С тех пор как я влюбился в Эрминию, Рихарду доставалось все меньше моего внимания. Вначале я и сам этого не замечал, но несколько недель спустя меня начали терзать угрызения совести. Я исповедовался перед ним, а он признался, что с горечью и сочувствием видел приближение постигшей меня беды, и дружба моя к нему разгорелась с новой силой, еще более искренняя и ревнивая. Все маленькие и радостно-светлые житейские премудрости, благоприобретенные мною в то время, достались мне от него. Он был красив и радостно-светел всем своим существом, и жизнь для него, казалось, не имела теневых сторон. Будучи человеком умным и подвижным, он хорошо знал страсти и заблуждения того времени, но они безвредно стекали с него, словно дождевые капли. Все в нем было достойно восхищения – его упругая походка, его благозвучная речь и все его существо. А как он умел смеяться!
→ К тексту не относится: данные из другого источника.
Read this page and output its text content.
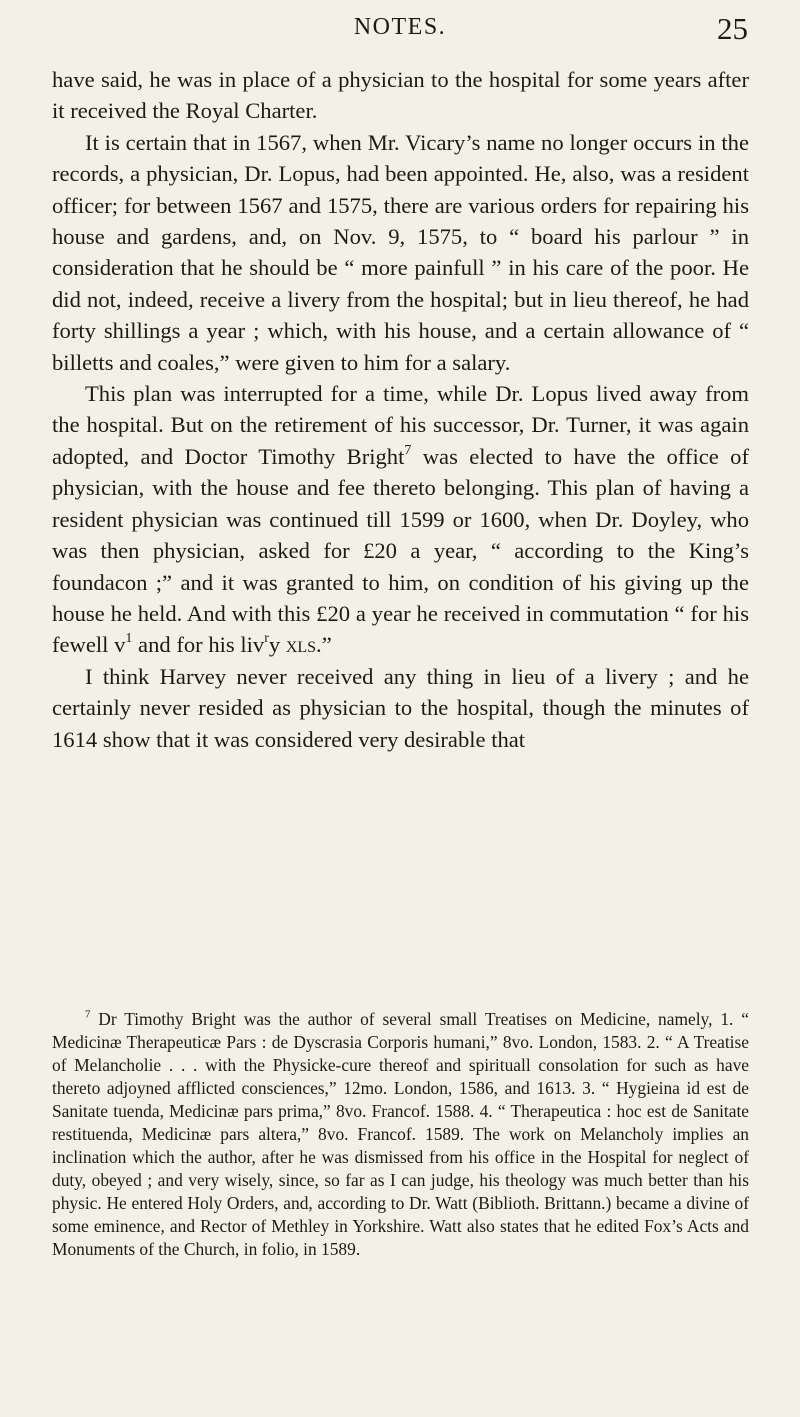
NOTES.	25

have said, he was in place of a physician to the hospital for some years after it received the Royal Charter.

It is certain that in 1567, when Mr. Vicary’s name no longer occurs in the records, a physician, Dr. Lopus, had been appointed. He, also, was a resident officer; for between 1567 and 1575, there are various orders for repairing his house and gardens, and, on Nov. 9, 1575, to “ board his parlour ” in consideration that he should be “ more painfull ” in his care of the poor. He did not, indeed, receive a livery from the hospital; but in lieu thereof, he had forty shillings a year ; which, with his house, and a certain allowance of “ billetts and coales,” were given to him for a salary.

This plan was interrupted for a time, while Dr. Lopus lived away from the hospital. But on the retirement of his successor, Dr. Turner, it was again adopted, and Doctor Timothy Bright$^7$ was elected to have the office of physician, with the house and fee thereto belonging. This plan of having a resident physician was continued till 1599 or 1600, when Dr. Doyley, who was then physician, asked for £20 a year, “ according to the King’s foundacon ;” and it was granted to him, on condition of his giving up the house he held. And with this £20 a year he received in commutation “ for his fewell $v^1$ and for his liv$^r$y xls.”

I think Harvey never received any thing in lieu of a livery ; and he certainly never resided as physician to the hospital, though the minutes of 1614 show that it was considered very desirable that

$^7$ Dr Timothy Bright was the author of several small Treatises on Medicine, namely, 1. “ Medicinæ Therapeuticæ Pars : de Dyscrasia Corporis humani,” 8vo. London, 1583. 2. “ A Treatise of Melancholie . . . with the Physicke-cure thereof and spirituall consolation for such as have thereto adjoyned afflicted consciences,” 12mo. London, 1586, and 1613. 3. “ Hygieina id est de Sanitate tuenda, Medicinæ pars prima,” 8vo. Francof. 1588. 4. “ Therapeutica : hoc est de Sanitate restituenda, Medicinæ pars altera,” 8vo. Francof. 1589. The work on Melancholy implies an inclination which the author, after he was dismissed from his office in the Hospital for neglect of duty, obeyed ; and very wisely, since, so far as I can judge, his theology was much better than his physic. He entered Holy Orders, and, according to Dr. Watt (Biblioth. Brittann.) became a divine of some eminence, and Rector of Methley in Yorkshire. Watt also states that he edited Fox’s Acts and Monuments of the Church, in folio, in 1589.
К моим опытам с вином он относился весьма скептически. Изредка он составлял мне компанию, но ему вполне достаточно было двух бокалов, а потом он предавался наивному удивлению по поводу моей гораздо более внушительной дозы. Когда же он замечал, что я страдаю и тщетно борюсь с тоской, он играл мне на фортепьяно, читал мне что-нибудь или водил меня гулять. Во время наших маленьких походов по окрестностям мы часто проказничали, как дети. Однажды в полдень, устроившись на привал в лесистой долине, мы беззаботно грелись на солнышке, бросали друг в друга еловые шишки и распевали стихи из «Благочестивой Елены» на самые томные мелодии. Резвый прозрачный ручей так настойчиво дразнил нас своим свежим дыханием и заманчивым плеском, что мы, не выдержав, разделись донага и окунулись в холодную воду. Тут Рихарду пришла мысль разыграть маленькую комедию. Он уселся на поросший мхом обломок скалы и превратился в Лорелею, в то время как мне, «гребцу», надлежало проплывать мимо «кручи» в утлом челноке[9]. При этом он так забавно изображал девичью стыдливость и строил такие гримасы, что я, вместо того чтобы изображать «неодолимую тоску», отчаянно боролся со смехом, боясь захлебнуться. Неожиданно послышались голоса; в следующее мгновение на тропинке показалась небольшая группа туристов, и мы, застигнутые врасплох в своей наготе, принуждены были поспешно укрыться под размытым, нависшим над водой берегом. Пока ни о чем не подозревающее общество шествовало мимо, Рихард издавал всевозможные странные звуки: хрюкал, повизгивал, шипел. Туристы недоумевающе смотрели друг на друга, оглядывались по сторонам, таращились на воду и чуть было не обнаружили нас. Друг мой внезапно выглянул из своего укрытия, посмотрел на возмущенных пришельцев и изрек низким голосом, подняв руку, как священник:
– Ступайте с миром!
Он тут же вновь спрятался, ущипнул меня за руку и сказал:
– Это тоже была шарада!
– Какая же? – спросил я.
– Пан пугает пастухов, – рассмеялся он. – Правда, среди них, увы, оказалось и несколько юбок.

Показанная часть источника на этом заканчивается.